If the manure (from cows) is to fresh (or hot) it will burn up your plants.  I don’t think there is any such thing as letting manure compost too long – it’s just going to break down and get better with age.  We just make sure the manure and it’s composting companions are over a year old before moving it to the garden. This seems to work well for us.  I know folks who allow their compost to break down longer than 1 year.

I also know folks who compost their manure faster than 1 year.

With expert ratios, the right amount of heat and plenty of turning the composting process can happen quicker.  I am not a compost expert, have no idea how hot my pile is and let my chickens do all the “turning.”   I have other things to do.

Composting can be as complicated as you want it to be.  Good grief.  Leaves %, legume %, hay %, non-legume %, sawdust %, Bedding/litter %, moisture content, temperature, etc, etc, etc.  Then there’s the ratios, the nitrogen, the carbon.  Oh and did I mention you are supposed to water it? Water…… the stinkin compost pile. I have a hard enough time remembering to water my tomato plants; there is not an earth where I will ever consider watering a pile of poop.  Nope.  Not me.

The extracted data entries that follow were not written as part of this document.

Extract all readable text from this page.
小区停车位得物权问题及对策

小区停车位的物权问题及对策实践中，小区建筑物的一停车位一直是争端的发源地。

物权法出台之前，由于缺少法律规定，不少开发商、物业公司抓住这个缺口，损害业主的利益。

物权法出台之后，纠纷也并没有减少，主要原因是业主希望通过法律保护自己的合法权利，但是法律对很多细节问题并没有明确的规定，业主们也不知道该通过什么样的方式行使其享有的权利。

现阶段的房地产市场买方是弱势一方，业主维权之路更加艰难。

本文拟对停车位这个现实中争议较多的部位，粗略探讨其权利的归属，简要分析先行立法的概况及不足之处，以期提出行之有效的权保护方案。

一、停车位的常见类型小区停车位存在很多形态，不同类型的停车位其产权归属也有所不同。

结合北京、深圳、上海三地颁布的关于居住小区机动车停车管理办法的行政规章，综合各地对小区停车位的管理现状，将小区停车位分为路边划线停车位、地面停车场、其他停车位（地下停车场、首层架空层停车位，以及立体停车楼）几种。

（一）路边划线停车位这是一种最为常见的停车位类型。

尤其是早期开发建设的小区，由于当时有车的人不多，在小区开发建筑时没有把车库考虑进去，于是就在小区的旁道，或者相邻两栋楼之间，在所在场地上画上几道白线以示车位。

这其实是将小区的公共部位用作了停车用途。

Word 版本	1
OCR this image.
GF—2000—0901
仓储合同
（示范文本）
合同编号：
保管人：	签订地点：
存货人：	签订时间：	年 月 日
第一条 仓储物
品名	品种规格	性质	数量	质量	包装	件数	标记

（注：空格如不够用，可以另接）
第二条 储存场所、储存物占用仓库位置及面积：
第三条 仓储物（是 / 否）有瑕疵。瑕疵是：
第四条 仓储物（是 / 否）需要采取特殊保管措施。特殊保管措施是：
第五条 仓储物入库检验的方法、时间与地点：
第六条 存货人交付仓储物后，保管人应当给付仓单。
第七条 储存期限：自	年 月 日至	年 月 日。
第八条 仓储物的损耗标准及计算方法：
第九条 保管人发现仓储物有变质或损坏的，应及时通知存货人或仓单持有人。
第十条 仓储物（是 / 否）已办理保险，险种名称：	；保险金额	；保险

I’m not even finished yet…… in addition to the perfect contents in the right ratios with the right amount of moisture and heat…… you are also supposed to “turn” it.  Yup.  That 15 foot pile of cow manure is supposed to be stirred.  With a garden fork.  Who wants to die?

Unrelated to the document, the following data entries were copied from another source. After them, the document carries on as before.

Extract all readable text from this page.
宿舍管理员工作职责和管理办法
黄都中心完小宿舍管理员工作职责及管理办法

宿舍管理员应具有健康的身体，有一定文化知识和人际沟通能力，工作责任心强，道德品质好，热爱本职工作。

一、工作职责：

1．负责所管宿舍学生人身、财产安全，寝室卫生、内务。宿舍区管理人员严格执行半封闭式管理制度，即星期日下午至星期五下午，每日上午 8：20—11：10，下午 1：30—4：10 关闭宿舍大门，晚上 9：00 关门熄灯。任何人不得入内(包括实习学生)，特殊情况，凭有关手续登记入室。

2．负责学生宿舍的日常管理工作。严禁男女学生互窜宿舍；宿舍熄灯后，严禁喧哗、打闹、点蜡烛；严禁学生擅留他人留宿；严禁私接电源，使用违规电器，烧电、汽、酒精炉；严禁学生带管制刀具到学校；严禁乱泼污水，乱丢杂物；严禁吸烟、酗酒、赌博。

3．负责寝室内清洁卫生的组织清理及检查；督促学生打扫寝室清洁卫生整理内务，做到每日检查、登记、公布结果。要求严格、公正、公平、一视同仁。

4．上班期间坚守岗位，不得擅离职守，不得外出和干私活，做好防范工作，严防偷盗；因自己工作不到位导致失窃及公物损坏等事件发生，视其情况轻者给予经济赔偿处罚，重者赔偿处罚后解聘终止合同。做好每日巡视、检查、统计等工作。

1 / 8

Not me.  Good feeling gone.  No thank you for all this complicated composting business.  So guess what I do?  I leave it in a pile for a year and guess what happens?  It turns into soil.

I will say that cow manure composts REALLY easily.  It doesn’t take too much effort or fussing to turn it into perfect, crumbly, odor-free soil-enhancer.  You won’t even need a container or box to hold it.  The best way to compost manure is in a big pile out in the open.

Garden

Once the compost is ready – it’s time to get it in the garden so it can grow food.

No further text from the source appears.